Let $x:\Delta^0\to A$ be a zero-simplex, $n\in\mathbb{N}$ and consider the pullback
```
\[
\begin{array}{rcl}
A(n,x) &\to& Map(\Delta^n,A)\\
\downarrow &&\downarrow\\
Map(\partial\Delta^n,\Delta^0)&\to&Map(\partial\Delta^n,A)
\end{array}
\]
```

induced by the obvious maps and set $\pi_n(A,x)=\pi_0(A(n.x))$ as the simplicial homotopy groups. This works since $A(n,x)$ is Kan if $A$ is so.

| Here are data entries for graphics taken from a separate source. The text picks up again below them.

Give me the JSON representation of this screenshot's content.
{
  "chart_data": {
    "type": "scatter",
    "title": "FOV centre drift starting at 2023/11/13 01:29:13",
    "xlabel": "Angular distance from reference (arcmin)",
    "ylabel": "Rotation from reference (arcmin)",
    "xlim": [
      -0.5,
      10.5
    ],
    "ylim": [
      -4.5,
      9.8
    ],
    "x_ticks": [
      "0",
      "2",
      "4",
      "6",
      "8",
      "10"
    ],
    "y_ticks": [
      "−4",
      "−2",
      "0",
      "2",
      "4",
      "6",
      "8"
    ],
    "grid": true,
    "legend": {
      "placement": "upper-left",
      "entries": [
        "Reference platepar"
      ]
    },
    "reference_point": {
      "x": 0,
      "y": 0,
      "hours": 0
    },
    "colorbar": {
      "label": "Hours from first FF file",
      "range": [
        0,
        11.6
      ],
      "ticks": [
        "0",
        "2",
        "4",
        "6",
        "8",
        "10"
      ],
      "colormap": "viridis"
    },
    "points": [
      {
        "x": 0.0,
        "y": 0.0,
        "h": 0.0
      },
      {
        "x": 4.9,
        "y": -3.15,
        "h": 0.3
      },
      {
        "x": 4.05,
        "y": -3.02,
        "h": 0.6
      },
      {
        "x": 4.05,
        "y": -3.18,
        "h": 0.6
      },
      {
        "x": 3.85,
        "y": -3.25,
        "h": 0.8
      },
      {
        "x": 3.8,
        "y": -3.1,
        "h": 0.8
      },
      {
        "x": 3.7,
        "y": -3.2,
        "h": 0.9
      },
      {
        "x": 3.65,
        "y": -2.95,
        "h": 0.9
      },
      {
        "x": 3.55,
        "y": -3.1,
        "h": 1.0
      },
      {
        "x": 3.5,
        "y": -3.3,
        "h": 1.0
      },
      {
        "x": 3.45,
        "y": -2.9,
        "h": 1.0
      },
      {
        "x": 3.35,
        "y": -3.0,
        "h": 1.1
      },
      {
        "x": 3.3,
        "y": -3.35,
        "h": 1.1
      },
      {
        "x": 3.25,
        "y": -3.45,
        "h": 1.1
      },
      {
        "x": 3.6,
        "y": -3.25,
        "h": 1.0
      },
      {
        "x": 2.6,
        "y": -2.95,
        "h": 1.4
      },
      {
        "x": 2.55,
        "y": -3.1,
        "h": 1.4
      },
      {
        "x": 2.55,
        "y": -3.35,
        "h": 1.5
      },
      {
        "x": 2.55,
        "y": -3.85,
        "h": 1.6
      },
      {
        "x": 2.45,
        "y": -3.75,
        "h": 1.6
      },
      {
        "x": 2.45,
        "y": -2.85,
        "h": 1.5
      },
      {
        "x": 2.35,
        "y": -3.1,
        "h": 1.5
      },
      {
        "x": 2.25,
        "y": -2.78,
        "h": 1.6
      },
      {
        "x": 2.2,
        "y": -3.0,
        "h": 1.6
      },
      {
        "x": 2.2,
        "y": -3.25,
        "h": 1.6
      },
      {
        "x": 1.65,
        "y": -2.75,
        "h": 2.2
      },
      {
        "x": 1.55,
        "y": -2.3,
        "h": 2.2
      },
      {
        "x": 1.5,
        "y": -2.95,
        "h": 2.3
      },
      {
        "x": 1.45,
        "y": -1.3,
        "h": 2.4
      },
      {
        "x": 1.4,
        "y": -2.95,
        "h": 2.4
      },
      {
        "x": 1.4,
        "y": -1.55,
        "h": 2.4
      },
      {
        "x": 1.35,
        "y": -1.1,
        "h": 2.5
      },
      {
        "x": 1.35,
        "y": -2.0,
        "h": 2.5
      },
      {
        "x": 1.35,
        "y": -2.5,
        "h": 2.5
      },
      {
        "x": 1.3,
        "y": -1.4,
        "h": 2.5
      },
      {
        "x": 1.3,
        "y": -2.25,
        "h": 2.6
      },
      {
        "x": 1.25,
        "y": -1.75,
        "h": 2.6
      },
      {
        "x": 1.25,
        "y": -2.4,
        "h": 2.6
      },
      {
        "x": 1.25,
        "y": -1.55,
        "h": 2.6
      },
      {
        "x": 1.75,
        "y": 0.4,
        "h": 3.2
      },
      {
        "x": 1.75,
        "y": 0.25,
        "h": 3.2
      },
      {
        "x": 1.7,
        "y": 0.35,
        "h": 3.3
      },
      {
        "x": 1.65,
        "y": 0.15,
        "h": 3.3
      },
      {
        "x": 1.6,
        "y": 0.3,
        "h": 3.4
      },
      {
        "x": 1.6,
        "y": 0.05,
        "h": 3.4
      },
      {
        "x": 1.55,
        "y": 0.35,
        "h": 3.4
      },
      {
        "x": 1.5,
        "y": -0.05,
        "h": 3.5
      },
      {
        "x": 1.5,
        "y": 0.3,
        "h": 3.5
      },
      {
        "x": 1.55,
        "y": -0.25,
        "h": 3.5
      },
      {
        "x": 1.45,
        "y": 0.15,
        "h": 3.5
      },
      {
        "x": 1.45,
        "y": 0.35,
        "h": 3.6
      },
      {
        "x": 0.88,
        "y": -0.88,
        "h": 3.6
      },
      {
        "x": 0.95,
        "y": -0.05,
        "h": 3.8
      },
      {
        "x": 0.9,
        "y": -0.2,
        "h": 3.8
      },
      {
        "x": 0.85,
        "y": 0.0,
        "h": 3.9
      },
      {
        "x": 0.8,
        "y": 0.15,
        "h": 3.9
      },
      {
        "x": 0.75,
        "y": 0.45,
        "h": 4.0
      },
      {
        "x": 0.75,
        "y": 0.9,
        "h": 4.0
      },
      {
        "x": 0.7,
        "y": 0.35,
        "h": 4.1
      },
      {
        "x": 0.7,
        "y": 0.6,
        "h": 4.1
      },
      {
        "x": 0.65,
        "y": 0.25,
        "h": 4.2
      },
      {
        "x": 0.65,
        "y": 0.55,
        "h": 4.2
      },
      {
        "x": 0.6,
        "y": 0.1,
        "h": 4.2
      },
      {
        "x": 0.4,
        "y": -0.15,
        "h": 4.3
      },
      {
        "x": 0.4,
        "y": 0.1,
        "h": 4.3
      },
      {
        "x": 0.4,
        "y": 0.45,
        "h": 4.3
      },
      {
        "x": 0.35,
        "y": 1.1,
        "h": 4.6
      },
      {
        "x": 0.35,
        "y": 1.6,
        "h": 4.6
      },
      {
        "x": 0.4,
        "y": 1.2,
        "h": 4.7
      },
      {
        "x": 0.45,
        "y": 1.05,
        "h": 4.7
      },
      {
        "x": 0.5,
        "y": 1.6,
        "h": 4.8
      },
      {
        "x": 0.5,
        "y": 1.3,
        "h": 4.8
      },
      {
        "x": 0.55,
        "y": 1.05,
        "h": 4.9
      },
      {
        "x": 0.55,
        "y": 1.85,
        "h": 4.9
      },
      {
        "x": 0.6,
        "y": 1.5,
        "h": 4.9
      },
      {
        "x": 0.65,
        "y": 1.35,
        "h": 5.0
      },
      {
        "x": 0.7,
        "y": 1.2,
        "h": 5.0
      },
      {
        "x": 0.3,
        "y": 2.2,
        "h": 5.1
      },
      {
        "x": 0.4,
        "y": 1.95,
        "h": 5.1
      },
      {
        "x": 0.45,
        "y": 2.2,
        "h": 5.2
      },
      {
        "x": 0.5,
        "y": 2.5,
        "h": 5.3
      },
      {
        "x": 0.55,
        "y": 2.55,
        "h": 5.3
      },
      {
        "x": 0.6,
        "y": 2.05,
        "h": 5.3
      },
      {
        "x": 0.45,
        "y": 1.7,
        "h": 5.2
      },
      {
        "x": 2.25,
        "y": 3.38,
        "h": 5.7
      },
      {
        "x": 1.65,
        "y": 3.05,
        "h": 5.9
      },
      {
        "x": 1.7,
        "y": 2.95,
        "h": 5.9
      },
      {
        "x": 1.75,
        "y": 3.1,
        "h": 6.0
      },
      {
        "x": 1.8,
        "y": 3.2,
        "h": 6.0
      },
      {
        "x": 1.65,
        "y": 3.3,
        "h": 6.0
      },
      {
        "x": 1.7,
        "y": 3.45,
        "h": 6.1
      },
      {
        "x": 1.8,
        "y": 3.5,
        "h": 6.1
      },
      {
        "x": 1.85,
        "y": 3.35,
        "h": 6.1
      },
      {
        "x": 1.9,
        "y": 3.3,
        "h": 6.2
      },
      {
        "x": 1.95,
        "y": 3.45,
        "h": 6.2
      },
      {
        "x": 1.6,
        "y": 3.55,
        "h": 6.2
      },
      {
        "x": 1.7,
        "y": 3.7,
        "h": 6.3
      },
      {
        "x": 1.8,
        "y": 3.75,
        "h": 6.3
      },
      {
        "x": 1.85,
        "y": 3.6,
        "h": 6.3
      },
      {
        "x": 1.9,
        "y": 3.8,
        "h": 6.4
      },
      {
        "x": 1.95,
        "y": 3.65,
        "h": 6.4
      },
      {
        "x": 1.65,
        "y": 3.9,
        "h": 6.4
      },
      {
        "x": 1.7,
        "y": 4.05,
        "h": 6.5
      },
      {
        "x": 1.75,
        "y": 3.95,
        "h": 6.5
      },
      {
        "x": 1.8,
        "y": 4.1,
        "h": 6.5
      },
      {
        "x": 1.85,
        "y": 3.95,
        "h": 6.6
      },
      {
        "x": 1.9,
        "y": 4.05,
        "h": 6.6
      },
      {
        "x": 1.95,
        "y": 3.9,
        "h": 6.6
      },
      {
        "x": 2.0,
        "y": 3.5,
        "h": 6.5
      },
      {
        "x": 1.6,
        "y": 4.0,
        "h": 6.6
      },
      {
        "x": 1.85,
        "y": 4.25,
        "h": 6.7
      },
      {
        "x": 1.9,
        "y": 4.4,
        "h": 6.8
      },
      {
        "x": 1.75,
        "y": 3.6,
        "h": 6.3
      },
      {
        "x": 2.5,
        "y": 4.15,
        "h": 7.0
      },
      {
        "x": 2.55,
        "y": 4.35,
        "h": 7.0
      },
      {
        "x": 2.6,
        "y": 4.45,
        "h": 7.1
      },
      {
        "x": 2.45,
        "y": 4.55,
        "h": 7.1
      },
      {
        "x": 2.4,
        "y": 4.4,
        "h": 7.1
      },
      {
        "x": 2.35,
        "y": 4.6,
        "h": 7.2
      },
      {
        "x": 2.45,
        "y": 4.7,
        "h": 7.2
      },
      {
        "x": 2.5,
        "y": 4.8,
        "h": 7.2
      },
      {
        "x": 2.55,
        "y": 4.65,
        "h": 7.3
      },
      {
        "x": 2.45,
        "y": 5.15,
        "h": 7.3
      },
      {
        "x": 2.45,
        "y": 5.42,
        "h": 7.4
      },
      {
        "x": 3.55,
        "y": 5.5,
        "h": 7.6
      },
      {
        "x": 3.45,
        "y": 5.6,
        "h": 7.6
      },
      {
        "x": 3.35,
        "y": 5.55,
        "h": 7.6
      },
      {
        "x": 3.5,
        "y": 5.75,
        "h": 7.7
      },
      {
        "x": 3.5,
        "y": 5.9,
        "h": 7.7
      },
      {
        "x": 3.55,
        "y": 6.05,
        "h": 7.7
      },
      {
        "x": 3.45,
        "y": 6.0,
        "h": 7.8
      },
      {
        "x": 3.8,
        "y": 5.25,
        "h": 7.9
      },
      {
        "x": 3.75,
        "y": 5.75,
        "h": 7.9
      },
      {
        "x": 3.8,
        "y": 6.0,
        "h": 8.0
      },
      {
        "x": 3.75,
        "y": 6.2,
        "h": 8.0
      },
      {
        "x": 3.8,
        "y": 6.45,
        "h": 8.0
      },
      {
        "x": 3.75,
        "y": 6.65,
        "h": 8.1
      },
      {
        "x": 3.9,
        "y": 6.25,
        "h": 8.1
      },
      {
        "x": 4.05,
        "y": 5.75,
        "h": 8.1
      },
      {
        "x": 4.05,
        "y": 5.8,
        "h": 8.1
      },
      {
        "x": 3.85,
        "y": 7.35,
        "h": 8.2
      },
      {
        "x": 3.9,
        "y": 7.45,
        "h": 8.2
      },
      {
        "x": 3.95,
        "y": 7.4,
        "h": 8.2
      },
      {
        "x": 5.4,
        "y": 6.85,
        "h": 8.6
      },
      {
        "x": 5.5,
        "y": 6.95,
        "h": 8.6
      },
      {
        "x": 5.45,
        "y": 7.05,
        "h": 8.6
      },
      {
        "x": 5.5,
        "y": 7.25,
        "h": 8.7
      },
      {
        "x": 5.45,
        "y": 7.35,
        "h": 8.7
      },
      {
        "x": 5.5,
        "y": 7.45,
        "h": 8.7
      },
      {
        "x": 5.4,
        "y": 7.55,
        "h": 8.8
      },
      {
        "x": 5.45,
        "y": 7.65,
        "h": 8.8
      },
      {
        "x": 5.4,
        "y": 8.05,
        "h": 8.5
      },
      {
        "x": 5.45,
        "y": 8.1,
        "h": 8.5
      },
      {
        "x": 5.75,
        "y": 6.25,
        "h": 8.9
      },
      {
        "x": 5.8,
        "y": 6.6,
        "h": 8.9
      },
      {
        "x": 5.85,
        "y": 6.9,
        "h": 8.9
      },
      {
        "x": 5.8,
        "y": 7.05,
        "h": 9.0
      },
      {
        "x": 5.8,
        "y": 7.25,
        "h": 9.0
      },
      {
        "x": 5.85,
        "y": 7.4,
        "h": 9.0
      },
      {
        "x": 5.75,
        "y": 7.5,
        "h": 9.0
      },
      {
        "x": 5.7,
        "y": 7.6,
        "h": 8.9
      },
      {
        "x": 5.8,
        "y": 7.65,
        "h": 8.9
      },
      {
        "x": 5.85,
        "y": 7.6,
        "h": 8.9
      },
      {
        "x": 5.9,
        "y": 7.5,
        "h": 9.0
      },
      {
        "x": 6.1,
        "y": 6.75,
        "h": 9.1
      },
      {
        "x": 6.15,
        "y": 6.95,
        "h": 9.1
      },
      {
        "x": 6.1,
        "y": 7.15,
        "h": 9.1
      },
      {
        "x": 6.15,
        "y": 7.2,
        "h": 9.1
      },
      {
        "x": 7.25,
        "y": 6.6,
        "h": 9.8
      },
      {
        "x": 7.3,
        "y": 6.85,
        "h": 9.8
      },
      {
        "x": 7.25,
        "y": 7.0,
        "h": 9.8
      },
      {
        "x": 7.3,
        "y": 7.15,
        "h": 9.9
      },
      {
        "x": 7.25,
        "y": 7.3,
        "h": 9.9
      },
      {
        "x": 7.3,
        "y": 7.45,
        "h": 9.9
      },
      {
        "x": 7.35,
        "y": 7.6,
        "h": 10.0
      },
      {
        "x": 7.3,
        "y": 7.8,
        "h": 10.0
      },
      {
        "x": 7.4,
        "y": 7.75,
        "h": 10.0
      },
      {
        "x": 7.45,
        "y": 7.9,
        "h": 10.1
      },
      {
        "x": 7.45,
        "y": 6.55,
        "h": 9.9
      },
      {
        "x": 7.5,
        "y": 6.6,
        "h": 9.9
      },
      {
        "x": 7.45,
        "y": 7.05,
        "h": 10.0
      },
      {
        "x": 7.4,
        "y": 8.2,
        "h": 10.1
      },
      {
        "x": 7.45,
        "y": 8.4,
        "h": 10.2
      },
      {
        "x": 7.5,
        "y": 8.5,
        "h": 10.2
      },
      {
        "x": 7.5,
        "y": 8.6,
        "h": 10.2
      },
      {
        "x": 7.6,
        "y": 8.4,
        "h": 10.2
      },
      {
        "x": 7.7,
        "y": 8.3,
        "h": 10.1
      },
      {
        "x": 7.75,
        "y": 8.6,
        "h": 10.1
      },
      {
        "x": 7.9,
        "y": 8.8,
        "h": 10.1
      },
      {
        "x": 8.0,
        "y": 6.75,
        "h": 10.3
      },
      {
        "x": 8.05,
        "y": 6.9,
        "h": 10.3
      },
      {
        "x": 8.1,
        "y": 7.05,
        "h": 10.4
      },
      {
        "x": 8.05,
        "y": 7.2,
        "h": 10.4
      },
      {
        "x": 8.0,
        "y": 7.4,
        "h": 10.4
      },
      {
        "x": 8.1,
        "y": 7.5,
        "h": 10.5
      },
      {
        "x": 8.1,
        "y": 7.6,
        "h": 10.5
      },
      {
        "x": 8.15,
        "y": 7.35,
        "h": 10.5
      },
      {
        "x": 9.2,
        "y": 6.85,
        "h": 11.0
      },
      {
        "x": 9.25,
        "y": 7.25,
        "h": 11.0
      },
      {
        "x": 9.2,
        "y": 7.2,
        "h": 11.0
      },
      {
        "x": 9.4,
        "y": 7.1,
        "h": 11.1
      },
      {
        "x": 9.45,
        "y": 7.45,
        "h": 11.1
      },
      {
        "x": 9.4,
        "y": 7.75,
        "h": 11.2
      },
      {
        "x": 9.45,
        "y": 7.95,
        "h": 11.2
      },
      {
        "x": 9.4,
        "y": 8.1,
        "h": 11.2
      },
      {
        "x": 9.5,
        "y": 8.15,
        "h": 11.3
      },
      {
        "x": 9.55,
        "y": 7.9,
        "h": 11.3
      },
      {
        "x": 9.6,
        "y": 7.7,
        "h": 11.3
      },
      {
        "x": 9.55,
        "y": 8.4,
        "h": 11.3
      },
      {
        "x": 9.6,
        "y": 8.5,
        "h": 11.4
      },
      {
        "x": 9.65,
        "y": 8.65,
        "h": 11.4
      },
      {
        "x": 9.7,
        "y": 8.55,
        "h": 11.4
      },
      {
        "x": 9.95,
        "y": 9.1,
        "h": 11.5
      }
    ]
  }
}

An important theorem states that $\pi_n(A,x)=\pi_n(|A|,|x|)$ the bars denoting the realization functor adjoint to the singular functor $S$. The homotopy category of the usual model structure on simplicial sets is given by inverting the "weak equivalences", i.e. the maps $f:A\to B$ such that $\pi_n(S(f),x)$ is an isomorphism for all $n$ and all basepoints. One has to apply $S$ here to make things Kan.

Does one get the same homotopy category if one lets $\pi_0$ be the equivalence classes of the equivalence relation **generated** by $\sim$? One can define all necessary concepts exactly as above without demanding $A$ to be Kan. Does one get the same homotopy category then?